Syrie: fragile unanimité du Conseil de sécurité de l'ONU
Le Conseil de sécurité de l'ONU a fait preuve samedi d'une rare unanimité pour adopter une résolution humanitaire sur la Syrie, mais plusieurs diplomates ont exprimé leurs doutes quant à son efficacité en raison de l'absence de sanctions automatiques.
L'adoption de ce texte -auquel s'est finalement rallié la Russie, qui avait un temps fait peser la menace d'un veto- a eu lieu alors que sur le terrain l'armée de l'air syrienne a mené de nouveaux raids dans la région de Yabroud, une importante ville rebelle au nord de Damas, et que d'importants combats faisaient rage à la périphérie de la capitale.
Le texte -présentée par l'Australie, le Luxembourg et la Jordanie, et soutenue par Londres, Washington et Paris-- appelle toutes les parties au conflit à lever immédiatement les sièges des zones peuplées et réclame la fin des attaques contre les civils. En outre, il "exige que toutes les parties, et en particulier les autorités syriennes, autorisent sans délai un accès humanitaire rapide, sûr et sans entrave".
L'ambassadeur français Gérard Araud a estimé que le Conseil avait "évité le déshonneur du silence" mais il a reconnu que Paris aurait souhaité "un texte beaucoup plus fort" et que son application "dépendait de la bonne volonté du régime syrien et de l'opposition".
"Faire pression"
La France, a-t-il affirmé, "proposera au Conseil de nouvelles mesures" si Damas traîne les pieds: cette décision "ne va pas bouleverser du jour au lendemain la situation sur le terrain (...) c'est un premier pas".

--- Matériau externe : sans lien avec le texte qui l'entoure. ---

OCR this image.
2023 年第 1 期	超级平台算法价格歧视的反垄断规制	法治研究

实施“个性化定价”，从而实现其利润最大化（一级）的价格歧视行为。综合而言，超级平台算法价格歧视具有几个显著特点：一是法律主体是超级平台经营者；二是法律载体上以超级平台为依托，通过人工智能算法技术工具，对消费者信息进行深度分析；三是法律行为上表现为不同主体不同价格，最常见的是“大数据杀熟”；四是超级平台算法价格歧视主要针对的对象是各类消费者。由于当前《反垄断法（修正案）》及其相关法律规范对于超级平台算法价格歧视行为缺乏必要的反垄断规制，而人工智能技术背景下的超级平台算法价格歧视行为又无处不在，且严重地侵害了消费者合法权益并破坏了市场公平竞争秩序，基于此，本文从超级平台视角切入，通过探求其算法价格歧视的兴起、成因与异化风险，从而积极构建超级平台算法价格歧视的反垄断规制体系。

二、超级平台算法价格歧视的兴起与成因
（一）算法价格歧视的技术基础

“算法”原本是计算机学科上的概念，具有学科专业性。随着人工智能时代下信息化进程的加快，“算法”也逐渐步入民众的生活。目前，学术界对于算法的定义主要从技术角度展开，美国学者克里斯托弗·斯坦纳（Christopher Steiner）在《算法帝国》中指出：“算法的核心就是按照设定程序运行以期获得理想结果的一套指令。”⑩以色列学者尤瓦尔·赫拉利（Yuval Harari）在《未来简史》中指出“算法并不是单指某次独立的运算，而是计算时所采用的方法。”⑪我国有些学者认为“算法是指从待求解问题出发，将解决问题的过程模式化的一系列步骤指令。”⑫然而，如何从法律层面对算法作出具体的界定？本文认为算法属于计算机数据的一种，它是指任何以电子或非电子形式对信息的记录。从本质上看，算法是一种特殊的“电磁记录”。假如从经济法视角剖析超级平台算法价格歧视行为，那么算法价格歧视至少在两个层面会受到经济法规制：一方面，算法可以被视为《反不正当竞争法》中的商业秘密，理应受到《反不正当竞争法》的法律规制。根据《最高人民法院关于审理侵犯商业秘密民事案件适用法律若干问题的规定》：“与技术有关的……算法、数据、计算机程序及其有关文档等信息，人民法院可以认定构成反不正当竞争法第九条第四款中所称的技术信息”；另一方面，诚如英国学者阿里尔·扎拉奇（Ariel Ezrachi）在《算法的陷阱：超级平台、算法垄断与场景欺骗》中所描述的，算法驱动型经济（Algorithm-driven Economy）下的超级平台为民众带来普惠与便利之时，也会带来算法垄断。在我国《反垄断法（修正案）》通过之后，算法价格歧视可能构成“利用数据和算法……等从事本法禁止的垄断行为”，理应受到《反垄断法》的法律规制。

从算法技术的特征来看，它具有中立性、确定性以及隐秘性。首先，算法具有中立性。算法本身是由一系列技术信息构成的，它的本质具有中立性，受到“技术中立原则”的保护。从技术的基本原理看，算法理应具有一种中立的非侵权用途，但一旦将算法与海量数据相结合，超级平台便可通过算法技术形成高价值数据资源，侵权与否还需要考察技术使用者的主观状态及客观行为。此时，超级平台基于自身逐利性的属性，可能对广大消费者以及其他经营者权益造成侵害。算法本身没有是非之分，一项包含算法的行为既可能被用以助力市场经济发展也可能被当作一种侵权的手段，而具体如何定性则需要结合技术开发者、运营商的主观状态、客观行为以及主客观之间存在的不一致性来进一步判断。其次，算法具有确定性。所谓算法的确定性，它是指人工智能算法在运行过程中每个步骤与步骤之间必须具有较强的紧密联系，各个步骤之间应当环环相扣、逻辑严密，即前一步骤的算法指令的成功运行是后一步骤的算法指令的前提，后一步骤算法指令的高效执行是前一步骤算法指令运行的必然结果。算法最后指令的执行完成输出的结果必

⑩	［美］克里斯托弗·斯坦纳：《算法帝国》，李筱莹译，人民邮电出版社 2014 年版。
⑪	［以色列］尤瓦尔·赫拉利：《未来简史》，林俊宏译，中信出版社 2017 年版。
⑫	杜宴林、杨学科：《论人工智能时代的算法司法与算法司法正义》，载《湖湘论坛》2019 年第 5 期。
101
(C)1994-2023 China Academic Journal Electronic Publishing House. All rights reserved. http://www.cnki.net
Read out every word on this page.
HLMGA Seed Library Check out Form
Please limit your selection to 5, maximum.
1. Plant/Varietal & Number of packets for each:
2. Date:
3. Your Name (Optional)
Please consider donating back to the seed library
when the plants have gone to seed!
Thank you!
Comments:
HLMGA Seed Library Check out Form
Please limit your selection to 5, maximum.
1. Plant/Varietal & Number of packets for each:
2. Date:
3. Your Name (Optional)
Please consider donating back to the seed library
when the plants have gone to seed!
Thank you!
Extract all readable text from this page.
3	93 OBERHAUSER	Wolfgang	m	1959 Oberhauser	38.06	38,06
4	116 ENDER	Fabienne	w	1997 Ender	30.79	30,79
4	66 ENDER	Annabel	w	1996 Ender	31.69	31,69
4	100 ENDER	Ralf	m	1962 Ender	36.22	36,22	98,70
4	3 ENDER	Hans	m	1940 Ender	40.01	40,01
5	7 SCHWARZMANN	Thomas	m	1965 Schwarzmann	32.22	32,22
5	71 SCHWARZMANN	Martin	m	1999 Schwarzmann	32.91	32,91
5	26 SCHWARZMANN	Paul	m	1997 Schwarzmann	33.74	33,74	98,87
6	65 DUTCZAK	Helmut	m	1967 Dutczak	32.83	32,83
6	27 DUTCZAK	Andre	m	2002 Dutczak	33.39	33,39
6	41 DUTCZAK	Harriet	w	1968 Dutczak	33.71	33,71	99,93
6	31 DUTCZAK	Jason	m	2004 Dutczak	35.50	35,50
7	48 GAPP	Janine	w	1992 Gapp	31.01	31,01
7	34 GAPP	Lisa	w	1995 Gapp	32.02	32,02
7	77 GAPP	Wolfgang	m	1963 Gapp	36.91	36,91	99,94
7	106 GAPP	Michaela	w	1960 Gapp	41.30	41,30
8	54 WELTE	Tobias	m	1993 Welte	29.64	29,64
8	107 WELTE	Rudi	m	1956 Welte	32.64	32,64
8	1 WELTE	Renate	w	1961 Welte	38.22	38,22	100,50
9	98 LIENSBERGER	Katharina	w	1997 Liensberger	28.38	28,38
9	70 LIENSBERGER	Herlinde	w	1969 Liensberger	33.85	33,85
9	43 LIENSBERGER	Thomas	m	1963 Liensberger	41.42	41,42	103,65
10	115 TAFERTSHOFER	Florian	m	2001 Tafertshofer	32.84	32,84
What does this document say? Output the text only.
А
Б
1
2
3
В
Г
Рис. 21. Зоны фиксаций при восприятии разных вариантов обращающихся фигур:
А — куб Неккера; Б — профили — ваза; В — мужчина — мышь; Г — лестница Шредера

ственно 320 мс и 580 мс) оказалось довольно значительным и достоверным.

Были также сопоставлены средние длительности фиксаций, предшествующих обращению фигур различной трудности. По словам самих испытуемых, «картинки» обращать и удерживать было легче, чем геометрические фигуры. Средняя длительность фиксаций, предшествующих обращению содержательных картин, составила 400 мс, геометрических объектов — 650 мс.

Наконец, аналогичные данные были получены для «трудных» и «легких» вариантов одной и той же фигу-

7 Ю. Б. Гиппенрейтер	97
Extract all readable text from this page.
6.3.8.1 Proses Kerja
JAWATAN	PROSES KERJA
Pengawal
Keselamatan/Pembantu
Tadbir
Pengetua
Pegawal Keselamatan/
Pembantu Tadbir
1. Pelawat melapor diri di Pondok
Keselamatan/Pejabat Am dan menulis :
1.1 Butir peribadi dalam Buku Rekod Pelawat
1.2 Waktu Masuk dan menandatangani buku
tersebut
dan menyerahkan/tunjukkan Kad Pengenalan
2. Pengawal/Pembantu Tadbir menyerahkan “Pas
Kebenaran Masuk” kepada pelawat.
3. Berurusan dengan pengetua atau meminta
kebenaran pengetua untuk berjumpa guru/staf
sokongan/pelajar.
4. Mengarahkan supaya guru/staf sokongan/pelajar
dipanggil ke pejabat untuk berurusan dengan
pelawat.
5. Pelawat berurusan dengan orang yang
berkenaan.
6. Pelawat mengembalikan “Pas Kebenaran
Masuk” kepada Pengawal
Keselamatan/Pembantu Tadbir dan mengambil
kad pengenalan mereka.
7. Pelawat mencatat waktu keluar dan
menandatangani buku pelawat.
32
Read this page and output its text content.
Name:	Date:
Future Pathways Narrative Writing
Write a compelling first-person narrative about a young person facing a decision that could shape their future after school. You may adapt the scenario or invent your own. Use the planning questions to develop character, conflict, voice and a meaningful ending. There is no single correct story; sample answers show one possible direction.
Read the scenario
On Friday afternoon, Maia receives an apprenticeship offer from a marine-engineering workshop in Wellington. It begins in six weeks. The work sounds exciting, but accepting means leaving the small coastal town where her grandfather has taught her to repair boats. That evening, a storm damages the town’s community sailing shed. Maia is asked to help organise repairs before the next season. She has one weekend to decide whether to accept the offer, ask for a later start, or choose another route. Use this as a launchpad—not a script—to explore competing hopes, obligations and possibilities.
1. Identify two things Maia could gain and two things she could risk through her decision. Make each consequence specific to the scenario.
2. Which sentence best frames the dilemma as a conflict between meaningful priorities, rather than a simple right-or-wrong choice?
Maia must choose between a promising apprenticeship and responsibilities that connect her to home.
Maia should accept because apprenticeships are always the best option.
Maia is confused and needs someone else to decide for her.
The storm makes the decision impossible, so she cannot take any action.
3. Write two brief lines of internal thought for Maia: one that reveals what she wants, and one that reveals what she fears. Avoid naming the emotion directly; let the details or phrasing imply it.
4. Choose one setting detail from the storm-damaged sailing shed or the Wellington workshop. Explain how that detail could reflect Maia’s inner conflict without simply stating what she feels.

"C'est la mise en oeuvre qui compte", a aussi souligné l'ambassadrice américaine Samantha Power, appelant "tous les pays membres de faire pression sur Damas" afin d'appliquer d'urgence cette résolution.
Un avis partagé par le ministre britannique des Affaires étrangères William Hague: "Nous n'hésiterons pas à retourner devant le Conseil de sécurité si le régime Assad ne respecte pas ce qui est demandé dans cette résolution", prévient-il dans un communiqué. Son homologue français Laurent Fabius a lui aussi dit espérer que les demandes du Conseil soient "suivies d'effets".
L'ambassadeur russe Vitali Tchourkine a pour sa part estimé que les amendements imposés par Moscou avait permis d'aboutir à "un texte équilibré". "La souveraineté de la Syrie doit être respectée et l'avis de son gouvernement pris en compte" lors d'opérations humanitaires, a de son côté rappelé un porte-parole du ministère russe des Affaires étrangères, Alexandre Loukachevitch.
Dénonçant une politisation du dossier humanitaire, l'ambassadeur syrien Bachar Jaafari a quant à lui assuré que le gouvernement de Damas s'était efforcé "d'améliorer la situation humanitaire".
La résolution -âprement négociée avec Moscou- ne prévoit pas de sanctions automatiques mais laisse ouverte la possibilité d'agir ultérieurement contre les récalcitrants. Il faudra alors toutefois une nouvelle décision du Conseil, que la Russie bloquerait à coup sûr.
Barils d'explosifs
Depuis le début de la crise syrienne en mars 2011, la Russie et la Chine ont bloqué à trois reprises des résolutions occidentales visant à faire pression sur le régime syrien. Le Conseil avait déjà adopté le 2 octobre 2013 une déclaration réclament un meilleur accès humanitaire en Syrie mais elle était restée lettre morte. Depuis, la situation s'est détériorée, avec plus de 140.000 morts en trois ans, selon des ONG, et des millions de Syriens déplacés ou exilés.
Le secrétaire général de l'ONU Ban Ki-moon a espéré que la résolution "puisse atténuer une partie des souffrances de la population syrienne", soulignant que des millions de Syriens étaient "hors de portée" des agences humanitaires: selon l'ONU, 200.000 personnes sont assiégées dans les zones contrôlées par le gouvernement et 45.000 dans celles contrôlées par l'opposition.
Sur le terrain, dans et autour de Yabroud, des bombardements ont à nouveau eu lieu samedi, y compris par voie aérienne. Les troupes du régime de Bachar al-Assad ont lancé une offensive il y a deux semaines pour reprendre cette ville, située dans la région montagneuse du Qalamoun, près de la frontière libanaise.
Sur un autre front, des combattants kurdes ont pris la ville de Tal Barak (nord-est), jusqu'alors tenue par le groupe jihadiste de l'Etat islamique en Irak et au Levant (EIIL), selon l'Observatoire syrien des droits de l'homme.
A Alep (nord) et Al-Naimeh, un village de la province de Daraa (sud) des hélicoptères de l'armée ont lancé des barils d'explosifs sur des quartiers tenus par les rebelles.